Джим краем глаза уловил какое-то движение, быстро обернулся, но ничего не увидел.
– Это опоссум?
– Где? – удивилась Глэдис.
– Там! Что-то большое и юркое!
Три пары глаз выжидательно вперились в пространство.
– Вижу! – закричал Джим, указывая на нечто напоминающее средних размеров бронетранспортер. – Эт-то что за чудище?
Глэдис рассмеялась:
– У нас такие тараканы!
– Это таракан?! – ужаснулся Джим. Глэдис кивнула.
– Торговая палата гордо называет их американскими беговыми.
– Дави его! – приказала Марта.
– Может, сначала понаблюдаем? – заколебался Джим. – Узнаем, какие у него защитные механизмы?
– Что ты тянешь! – возмутилась Марта. – Дави гада!
Джим взял грабли и нерешительно направился к таракану. Таракан сиганул куда-то в сторону; Джим с размаху снес кашпо.
– Ой, забыла предупредить! – спохватилась Глэдис. – Они летучие.
По улице проехал микроавтобус с надписью «Соль-на-рану: судебные курьеры» и остановился через три дога. Из него вышел человек в белом гриме и блузе в черно-белую полоску.
– Что за «Соль-на-рану»? – удивился Джим.
– Как музыкальная телеграмма, только издевательская, – объяснила Глэдис. – Для богатых и оскорбленных: оригинальная доставка судебных извещений. На нашу улицу такие приезжают где-то раз в месяц.
– И как это все выглядит? – спросила Марта.
– Например, миссис ван Флит получила иск за клевету от мужского квартета парикмахеров. Мистеру Бакингему запретительный приказ принесла сама Ширли Темпл [1], точнее, ее двойник. И станцевала чечетку. Мистеру Фишбайну вручил повестку клоун. И брызнул в глаз из цветка в петлице!

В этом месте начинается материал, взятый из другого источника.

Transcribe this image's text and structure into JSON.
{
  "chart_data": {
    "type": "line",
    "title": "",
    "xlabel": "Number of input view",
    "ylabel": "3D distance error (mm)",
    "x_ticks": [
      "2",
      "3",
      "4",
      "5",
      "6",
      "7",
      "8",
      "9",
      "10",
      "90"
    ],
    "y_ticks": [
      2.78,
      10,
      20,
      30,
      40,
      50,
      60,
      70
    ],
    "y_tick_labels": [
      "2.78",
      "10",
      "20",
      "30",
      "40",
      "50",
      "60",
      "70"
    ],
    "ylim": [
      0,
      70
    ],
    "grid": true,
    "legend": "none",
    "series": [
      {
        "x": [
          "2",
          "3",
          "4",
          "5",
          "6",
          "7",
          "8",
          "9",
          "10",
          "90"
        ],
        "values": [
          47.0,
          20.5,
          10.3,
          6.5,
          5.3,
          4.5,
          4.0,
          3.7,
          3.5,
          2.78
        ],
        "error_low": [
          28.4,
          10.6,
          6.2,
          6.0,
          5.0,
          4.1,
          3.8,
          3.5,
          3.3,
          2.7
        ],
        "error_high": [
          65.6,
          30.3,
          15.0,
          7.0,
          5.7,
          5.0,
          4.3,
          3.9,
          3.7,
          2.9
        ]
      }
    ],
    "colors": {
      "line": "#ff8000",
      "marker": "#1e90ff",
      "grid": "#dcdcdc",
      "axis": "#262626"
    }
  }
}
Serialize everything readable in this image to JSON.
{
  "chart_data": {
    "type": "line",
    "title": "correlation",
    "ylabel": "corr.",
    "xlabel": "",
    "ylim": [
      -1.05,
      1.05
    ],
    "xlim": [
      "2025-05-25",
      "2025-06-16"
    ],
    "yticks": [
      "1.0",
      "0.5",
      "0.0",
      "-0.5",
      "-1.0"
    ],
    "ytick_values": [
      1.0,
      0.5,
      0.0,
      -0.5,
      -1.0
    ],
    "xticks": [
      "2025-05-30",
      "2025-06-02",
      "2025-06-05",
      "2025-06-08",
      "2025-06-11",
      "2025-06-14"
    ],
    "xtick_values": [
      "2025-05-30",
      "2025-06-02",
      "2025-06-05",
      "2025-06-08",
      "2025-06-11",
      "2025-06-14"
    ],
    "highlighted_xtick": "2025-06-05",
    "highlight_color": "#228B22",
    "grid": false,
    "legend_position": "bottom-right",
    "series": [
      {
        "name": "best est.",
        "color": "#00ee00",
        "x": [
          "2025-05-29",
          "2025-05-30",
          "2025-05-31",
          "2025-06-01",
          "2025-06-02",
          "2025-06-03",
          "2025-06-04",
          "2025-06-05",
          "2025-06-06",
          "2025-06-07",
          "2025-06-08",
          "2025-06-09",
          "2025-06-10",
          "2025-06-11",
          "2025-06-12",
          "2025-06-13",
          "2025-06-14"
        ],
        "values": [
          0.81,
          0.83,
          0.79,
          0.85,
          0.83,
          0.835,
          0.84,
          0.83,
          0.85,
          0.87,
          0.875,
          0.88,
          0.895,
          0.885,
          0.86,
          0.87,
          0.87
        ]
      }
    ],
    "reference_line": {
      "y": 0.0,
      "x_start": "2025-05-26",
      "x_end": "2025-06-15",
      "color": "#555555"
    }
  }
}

Мим встал у парадного входа. Никто не открывал: видимо, потому, что он только делал вид, что стучит в дверь. Наконец курьера заметили из окна. Вручив бумаги, он вцепился в воображаемые прутья тюремной камеры и зарыдал.
Адресат схватил кубок лучшего игрока в боулинг и погнался за мимом. Мим долго убегал, нелепо прыгая и изображая испуг, пока не был повален ударом.
3
Два часа ночи. Ручеек пешеходов на Ховард-авеню давно иссяк. Над пейзажем в здешней части города довлели мартини-бары, бистро и рестораны калифорнийской кухни. Юным офисным работникам это, несомненно, представлялось особым шиком, иначе они вряд ли прозвали бы этот район «Сохо» – что, к сожалению, лишь усиливало душок провинциальности.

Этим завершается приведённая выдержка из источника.